A cabin pop-top was an option on later production boats.

The boat has a draft of 4.75 ft with the swing keel extended and 0.83 ft with it retracted, allowing operation in shallow water, beaching or ground transportation on a trailer.

The boat is normally fitted with a small 3 to 6 hp outboard motor for docking and maneuvering.

The South Coast 22 has sleeping accommodation for five people, with a double "V"-berth in the bow cabin, a dinette table in the main cabin that drops down to form a double berth and an aft quarter berth on the starboard side. The galley is located on the starboard side just aft of the bow cabin. The head is located just aft of the bow cabin on the port side. Cabin headroom is 51 in and the fresh water tank has a capacity of 12 u.s.gal.

The design has a PHRF racing average handicap of 276 and a hull speed of 5.6 kn.

==Operational history==
The boat is supported by an active class club that organizes racing events, the South Coast Seacraft Owners' Association.

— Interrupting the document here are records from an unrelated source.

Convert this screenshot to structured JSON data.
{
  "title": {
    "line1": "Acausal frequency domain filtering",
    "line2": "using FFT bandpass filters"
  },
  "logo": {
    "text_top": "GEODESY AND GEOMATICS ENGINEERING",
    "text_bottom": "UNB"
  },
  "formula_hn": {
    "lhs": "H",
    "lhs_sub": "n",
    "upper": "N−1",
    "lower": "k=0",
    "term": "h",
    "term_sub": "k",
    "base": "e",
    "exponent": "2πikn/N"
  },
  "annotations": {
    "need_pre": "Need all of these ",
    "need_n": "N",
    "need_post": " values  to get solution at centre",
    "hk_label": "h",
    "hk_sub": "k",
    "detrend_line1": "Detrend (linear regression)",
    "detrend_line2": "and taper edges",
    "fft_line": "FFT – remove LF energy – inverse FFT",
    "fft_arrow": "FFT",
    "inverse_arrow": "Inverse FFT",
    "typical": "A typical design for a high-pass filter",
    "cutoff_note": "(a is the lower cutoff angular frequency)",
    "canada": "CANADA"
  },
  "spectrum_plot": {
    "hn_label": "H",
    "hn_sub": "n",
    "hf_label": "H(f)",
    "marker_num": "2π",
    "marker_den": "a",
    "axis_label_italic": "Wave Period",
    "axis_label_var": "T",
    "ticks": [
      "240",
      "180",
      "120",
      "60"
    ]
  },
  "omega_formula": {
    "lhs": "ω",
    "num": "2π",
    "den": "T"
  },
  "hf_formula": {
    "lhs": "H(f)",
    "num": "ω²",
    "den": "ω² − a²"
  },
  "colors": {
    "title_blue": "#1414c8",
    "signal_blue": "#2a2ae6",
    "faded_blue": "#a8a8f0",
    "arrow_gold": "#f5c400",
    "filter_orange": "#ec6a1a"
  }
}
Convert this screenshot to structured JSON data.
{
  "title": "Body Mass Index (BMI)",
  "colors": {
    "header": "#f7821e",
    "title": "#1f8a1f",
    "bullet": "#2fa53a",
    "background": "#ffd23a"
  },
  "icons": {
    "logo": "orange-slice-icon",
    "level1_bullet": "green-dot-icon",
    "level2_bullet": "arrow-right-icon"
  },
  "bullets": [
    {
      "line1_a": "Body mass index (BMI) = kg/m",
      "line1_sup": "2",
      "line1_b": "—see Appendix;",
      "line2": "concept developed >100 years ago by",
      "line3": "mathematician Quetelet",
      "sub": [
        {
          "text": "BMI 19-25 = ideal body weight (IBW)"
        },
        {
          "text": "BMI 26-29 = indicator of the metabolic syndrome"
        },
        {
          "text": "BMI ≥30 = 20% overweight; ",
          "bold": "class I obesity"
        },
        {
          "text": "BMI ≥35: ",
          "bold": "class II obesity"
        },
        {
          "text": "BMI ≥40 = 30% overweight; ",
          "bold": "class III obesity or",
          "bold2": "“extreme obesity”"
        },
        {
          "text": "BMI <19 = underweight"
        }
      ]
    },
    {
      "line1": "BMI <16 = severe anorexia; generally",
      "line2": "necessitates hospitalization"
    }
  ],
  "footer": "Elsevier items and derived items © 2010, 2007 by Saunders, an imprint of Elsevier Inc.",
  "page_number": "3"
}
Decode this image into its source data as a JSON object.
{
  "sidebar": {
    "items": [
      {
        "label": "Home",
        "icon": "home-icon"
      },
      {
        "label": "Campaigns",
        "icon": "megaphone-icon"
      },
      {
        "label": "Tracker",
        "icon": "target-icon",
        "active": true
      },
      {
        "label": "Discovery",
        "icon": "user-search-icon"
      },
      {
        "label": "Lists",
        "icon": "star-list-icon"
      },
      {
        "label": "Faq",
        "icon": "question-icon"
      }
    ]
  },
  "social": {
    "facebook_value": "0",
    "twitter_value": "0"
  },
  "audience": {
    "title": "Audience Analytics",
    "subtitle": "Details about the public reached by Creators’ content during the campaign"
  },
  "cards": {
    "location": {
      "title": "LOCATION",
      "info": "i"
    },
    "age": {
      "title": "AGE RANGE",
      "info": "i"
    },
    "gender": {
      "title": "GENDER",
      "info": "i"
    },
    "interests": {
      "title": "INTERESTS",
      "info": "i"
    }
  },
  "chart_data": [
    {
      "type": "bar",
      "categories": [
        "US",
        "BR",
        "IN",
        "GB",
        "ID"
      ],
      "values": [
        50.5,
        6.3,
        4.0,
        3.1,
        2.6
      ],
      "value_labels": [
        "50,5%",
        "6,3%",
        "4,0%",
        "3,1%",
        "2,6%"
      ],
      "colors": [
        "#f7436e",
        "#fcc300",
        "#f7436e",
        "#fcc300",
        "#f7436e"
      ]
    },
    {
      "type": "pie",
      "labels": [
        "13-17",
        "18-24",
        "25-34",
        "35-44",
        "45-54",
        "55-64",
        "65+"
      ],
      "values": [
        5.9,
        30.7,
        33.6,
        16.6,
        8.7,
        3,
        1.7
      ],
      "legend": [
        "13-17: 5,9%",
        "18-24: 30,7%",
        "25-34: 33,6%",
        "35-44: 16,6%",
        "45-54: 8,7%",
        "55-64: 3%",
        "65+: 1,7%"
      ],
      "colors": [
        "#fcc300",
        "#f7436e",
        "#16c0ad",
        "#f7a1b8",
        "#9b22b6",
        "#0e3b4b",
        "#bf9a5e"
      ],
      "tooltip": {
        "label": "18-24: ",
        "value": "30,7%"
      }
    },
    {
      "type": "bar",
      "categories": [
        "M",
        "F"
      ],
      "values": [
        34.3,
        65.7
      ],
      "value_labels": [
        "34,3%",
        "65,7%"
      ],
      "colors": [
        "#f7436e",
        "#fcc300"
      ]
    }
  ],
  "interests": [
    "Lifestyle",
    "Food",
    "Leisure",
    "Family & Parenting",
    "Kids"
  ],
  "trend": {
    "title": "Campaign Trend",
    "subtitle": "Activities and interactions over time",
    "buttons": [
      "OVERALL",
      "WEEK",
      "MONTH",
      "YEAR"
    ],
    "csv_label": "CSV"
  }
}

In a 2010 review Steve Henkel wrote, "Hollis Metcalf, owner of South Coast Seacraft, was a southern gentleman who sold a South Coast 23 kit to my wife and me in 1964 ... Metcalf, who had commissioned Carl Alberg to design the SC21, wanted to market a similar but more spacious and more easily trailerable version, and ended up designing the SC22 himself. The resulting boat was not a racer (note the high PHRF) but nevertheless was quite popular. Best features: The long, deep, heavily weighted board should help upwind performance and stability ... the SC22 is relatively low-slung (limiting cabin space but improving sailing performance). Accommodations seem reasonably complete, with sleeping space for five—though we doubt five adults would want to cruise in such tight quarters ... Worst features: The outboard rudder on a raked transom may lead to trouble if the outboard motor is not mounted well aft of the transom to avoid prop interference. But an outboard mounted that far back may be subject to prop cavitation. The SC22 may have dimensional stats similar to her comp[etitor]s, but her PHRF rating clearly shows she is not in the same league of racing performance as, say, the J/22."